• xkyfal18@lemmygrad.ml
      ·
      edit-2
      4 个月前

      Well, that opinion is definitely wrong. China isn't perfect (living in a world with less desirable material conditions does that), however, it's the Socialist nation that has managed to develop itself the most, so there's that. The reason why it survived the 80s and the 90s wave of color revolutions was because it learned from the mistakes of the USSR and the eastern bloc.

      Also, yeah there was a lot of incompetence in the communist parties of both the USSR and the Eastern bloc in general, but there were also many principled communists as well. There was also a lot of friction between its countries, for example, Albania siding with China and denouncing the USSR and the events that led to the Prague Spring in Czechoslovakia.
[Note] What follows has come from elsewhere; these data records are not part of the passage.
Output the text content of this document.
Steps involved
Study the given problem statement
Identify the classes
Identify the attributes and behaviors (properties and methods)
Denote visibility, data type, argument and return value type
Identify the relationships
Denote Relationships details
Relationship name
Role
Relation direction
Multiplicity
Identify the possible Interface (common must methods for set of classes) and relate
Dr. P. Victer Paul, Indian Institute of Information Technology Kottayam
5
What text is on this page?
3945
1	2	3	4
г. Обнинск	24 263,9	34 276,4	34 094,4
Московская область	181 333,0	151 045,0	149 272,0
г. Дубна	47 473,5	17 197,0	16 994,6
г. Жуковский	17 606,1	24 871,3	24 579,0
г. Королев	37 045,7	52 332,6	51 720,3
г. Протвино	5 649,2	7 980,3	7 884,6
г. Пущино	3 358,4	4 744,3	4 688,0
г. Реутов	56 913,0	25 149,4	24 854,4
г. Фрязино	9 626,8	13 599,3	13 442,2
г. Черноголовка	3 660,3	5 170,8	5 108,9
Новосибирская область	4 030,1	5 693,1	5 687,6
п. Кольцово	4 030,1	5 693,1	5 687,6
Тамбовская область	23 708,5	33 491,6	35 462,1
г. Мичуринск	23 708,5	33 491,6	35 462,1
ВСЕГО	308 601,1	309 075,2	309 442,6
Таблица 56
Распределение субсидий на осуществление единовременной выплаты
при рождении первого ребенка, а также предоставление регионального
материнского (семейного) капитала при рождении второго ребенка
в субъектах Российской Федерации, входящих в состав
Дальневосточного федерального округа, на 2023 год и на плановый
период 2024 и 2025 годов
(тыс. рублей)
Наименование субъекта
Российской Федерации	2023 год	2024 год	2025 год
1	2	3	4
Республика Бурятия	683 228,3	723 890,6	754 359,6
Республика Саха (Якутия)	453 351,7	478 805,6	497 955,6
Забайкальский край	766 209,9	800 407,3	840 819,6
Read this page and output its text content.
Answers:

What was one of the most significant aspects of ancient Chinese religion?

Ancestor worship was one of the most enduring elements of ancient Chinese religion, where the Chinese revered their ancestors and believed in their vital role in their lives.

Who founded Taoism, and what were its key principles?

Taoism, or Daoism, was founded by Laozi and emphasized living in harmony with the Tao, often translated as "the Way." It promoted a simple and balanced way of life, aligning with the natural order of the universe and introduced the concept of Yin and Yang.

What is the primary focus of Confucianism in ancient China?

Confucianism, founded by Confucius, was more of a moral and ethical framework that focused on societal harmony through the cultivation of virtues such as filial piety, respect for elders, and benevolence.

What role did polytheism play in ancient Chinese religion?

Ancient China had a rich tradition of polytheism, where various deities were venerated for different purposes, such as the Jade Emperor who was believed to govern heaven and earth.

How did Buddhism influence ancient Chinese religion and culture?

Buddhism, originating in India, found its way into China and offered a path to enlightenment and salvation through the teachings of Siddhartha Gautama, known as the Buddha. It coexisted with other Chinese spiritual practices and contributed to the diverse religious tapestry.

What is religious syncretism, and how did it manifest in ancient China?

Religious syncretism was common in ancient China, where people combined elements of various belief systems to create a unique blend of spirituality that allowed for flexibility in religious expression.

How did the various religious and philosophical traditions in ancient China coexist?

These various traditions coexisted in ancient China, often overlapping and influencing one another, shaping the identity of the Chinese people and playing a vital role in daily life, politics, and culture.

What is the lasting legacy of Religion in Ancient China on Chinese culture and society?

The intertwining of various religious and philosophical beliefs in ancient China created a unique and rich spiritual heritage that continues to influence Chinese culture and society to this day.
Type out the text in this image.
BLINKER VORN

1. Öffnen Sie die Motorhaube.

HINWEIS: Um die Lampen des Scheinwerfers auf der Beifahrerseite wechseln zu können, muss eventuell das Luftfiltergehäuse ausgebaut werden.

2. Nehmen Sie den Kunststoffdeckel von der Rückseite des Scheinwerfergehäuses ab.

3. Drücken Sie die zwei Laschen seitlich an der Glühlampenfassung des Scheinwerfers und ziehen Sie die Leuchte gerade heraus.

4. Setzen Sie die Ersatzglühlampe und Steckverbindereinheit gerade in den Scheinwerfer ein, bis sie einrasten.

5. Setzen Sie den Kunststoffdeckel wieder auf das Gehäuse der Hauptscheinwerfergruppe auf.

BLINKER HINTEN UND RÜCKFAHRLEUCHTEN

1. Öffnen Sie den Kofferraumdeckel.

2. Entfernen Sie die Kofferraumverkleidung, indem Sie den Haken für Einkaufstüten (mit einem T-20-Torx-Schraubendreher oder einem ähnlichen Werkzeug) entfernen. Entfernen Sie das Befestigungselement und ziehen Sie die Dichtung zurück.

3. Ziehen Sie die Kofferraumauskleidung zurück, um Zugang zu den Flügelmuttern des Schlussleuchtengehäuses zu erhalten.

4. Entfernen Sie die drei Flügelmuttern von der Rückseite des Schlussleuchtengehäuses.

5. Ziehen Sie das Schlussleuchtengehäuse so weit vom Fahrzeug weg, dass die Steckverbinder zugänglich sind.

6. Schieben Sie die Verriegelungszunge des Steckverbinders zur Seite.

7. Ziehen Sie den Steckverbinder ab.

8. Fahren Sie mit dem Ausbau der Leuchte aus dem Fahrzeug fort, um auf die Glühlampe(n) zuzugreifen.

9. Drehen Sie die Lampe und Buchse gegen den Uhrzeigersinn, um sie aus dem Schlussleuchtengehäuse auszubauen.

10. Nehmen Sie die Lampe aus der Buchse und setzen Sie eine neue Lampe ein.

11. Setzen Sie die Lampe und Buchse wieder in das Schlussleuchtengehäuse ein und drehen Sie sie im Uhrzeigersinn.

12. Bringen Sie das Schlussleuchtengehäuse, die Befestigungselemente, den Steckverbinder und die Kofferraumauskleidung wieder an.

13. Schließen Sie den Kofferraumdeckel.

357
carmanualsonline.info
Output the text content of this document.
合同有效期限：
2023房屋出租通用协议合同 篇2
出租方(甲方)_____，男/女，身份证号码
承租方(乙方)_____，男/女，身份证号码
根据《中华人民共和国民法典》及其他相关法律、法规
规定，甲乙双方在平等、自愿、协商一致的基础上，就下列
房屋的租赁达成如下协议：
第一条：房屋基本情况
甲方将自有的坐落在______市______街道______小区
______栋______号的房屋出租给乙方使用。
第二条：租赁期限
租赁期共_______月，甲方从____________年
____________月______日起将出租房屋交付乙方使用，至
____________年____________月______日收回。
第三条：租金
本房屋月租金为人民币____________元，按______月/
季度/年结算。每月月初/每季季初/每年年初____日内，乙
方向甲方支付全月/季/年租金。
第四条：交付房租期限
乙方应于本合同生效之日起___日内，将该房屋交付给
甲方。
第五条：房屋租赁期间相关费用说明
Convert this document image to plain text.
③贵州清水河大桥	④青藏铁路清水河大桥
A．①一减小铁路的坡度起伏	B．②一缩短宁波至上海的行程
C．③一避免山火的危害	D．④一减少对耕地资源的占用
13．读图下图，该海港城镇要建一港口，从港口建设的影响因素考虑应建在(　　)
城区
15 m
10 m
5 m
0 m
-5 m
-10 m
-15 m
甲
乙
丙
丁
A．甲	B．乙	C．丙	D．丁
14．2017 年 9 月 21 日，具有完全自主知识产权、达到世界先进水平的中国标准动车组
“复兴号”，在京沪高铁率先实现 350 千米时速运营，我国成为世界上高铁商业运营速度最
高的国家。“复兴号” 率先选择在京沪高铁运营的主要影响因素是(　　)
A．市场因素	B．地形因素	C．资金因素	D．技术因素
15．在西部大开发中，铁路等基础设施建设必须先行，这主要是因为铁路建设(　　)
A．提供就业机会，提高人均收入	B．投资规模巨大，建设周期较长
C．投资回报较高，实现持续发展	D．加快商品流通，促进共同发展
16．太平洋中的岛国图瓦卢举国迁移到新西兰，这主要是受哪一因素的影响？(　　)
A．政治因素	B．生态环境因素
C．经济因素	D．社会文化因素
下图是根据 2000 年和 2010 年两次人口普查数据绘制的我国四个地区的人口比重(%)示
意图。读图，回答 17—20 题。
    • Juice [none/use name]
      ·
      4 个月前

      From my perspective, the Chinese project as evolved into something like trying to wrap a great socialist party around a capitalist economy in an effort to mitigate the disastrous consequences of capitalist development and prevent the state from becoming subordinate to market forces. Capitalism always requires a strong state in order to function. Western nations chop up state power so that market forces determine the agenda of imperialism. Socialist or burgeoning socialist nations seem to try to keep the state as strong and centralized as possible, while (somewhat attempting) discouraging the individual accumulation of political power to stave off corruption and consolidation of personal interest. This seems to be one of the main points of failure of this model, but the extent to which the country is successful is the extent to which they are able to persist and project the possibility of socialist society into the future.

      I'm open to critique of this analysis as I'm aware of some assumptions present in my method.